3 Linear programming

The problem

Minimize linear/ affine function over a polyhedron: ie subject to affine/ linear constraint functions.

Canonical form

\(\vec{x} \in R^{d}\). \(\min c^{T}x: Ax \leq b\).

Nonnegative optimization form

\(\min c^{T}x’: Ax’ \leq b\), with \(x’ = \mat{x^{+}\ x^{-}}\); new constraints: \(x’ \geq 0\), \(x^{+} - x^{-} = 0\).

Equality constrained form

Writable as \(\min c^{T}x: Ax = b; \)x\( \geq 0\), using slack variables.

Constraints and the polyhedron

Every constraint is a halfspace. Intersection of halfspaces is a polyhedron; this is the \textbf{feasable region}.

The solution

Want to find a point in the feasible region making the least angle/ inner product with \(f\).

Vertex in feasible region

Consider minimizing \(f^{T}x\) over a line segment (a, b): for any point in this segment, you have: \(f^{T}(ta + (1-t)b) \leq \min \set{f^{T}a, f^{T}b}\); so sufficient to consider end points while trying to minimize \(f^{T}x\) over any line segment in the feasible region. By induction, sufficient to consider vertices of the feasible polyhedron.

Pathological cases

\(\min x\), A is empty; and \(\min \)x\(: x\geq 50\): often ruled out by added resource constraints: \(x\) allowed to be only so small.

Linear fractional program

Minimize linear fractional function over a polyhedron. Actually quasi-convex programming, but reducible to LP. Can rewrite \(\min t: \frac{a^{T}x + b}{c^{T}x + d} \leq t\) using linear constraints.

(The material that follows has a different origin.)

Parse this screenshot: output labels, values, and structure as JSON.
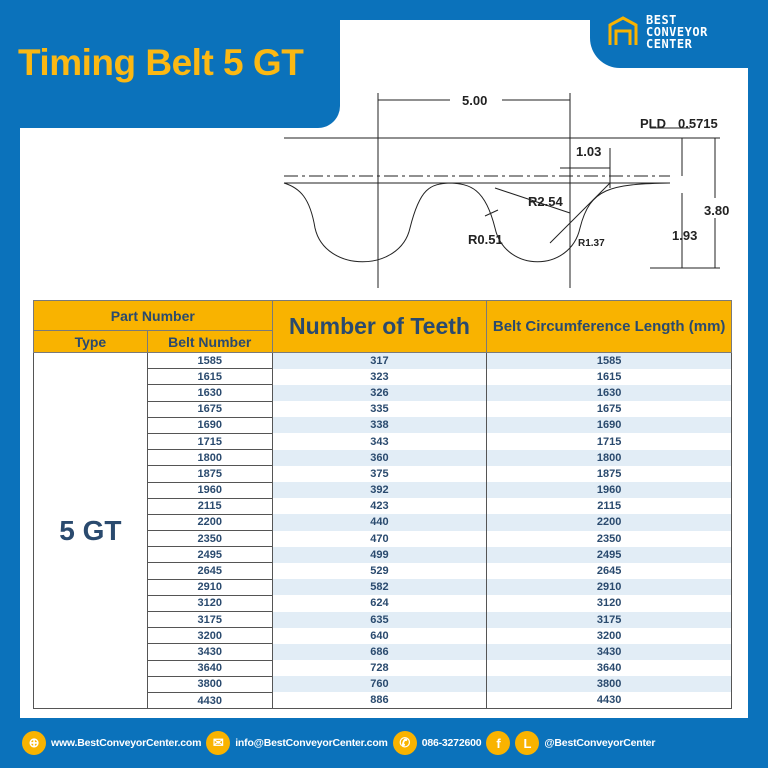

Similar is the case with generalized linear fractional program:\ \(\min t: (\max_i \frac{a_i^{T}x + b_i}{c_i^{T}x + d_i}) \leq t\).

1, infty norm approximations

\(\min_x \norm{Ax - b}_\infty \equiv \min c: Ax - b \leq c1, Ax - b \geq -c1\).

\(\min_x \norm{Ax - b}1 \equiv \min c : Ax - b = t+ + t_-; t_- \leq 0; t_+ \geq 0; 1^{T} t_+ - 1^{T}t_- \leq c\). This tends to yield sparse solutions: consider the functioning of least angles regression to see why.

Similarly, can replace 1, \(\infty\) norm constraints in any LP.

Robust linear programming

Often, there is uncertainty in constraints like \(a_i^{T}x \leq b_i\).

Deterministic model

x must be feasible \(\forall a_i \in S\). If S is an ellipse, this can be handled using SOCP.

Stochastic model

Feasible \(x\) must satisfy \(Pr(a_i^{T}x \leq b_i) \geq t\). If distribution is Gaussian, this can be handled using SOCP.

LP Algorithms

Exhaustive search alg

Find intersection of every set of d hyperplanes (constraints); see if it satisfies other constraints: \(O(\binom{n}{d})\).

Simplex method

(Dantzig). Theoretically exponential, highly efficient in practice.

Interior point projective method

(Karmarkar) LP solvable in time \ \(poly(n, d)\).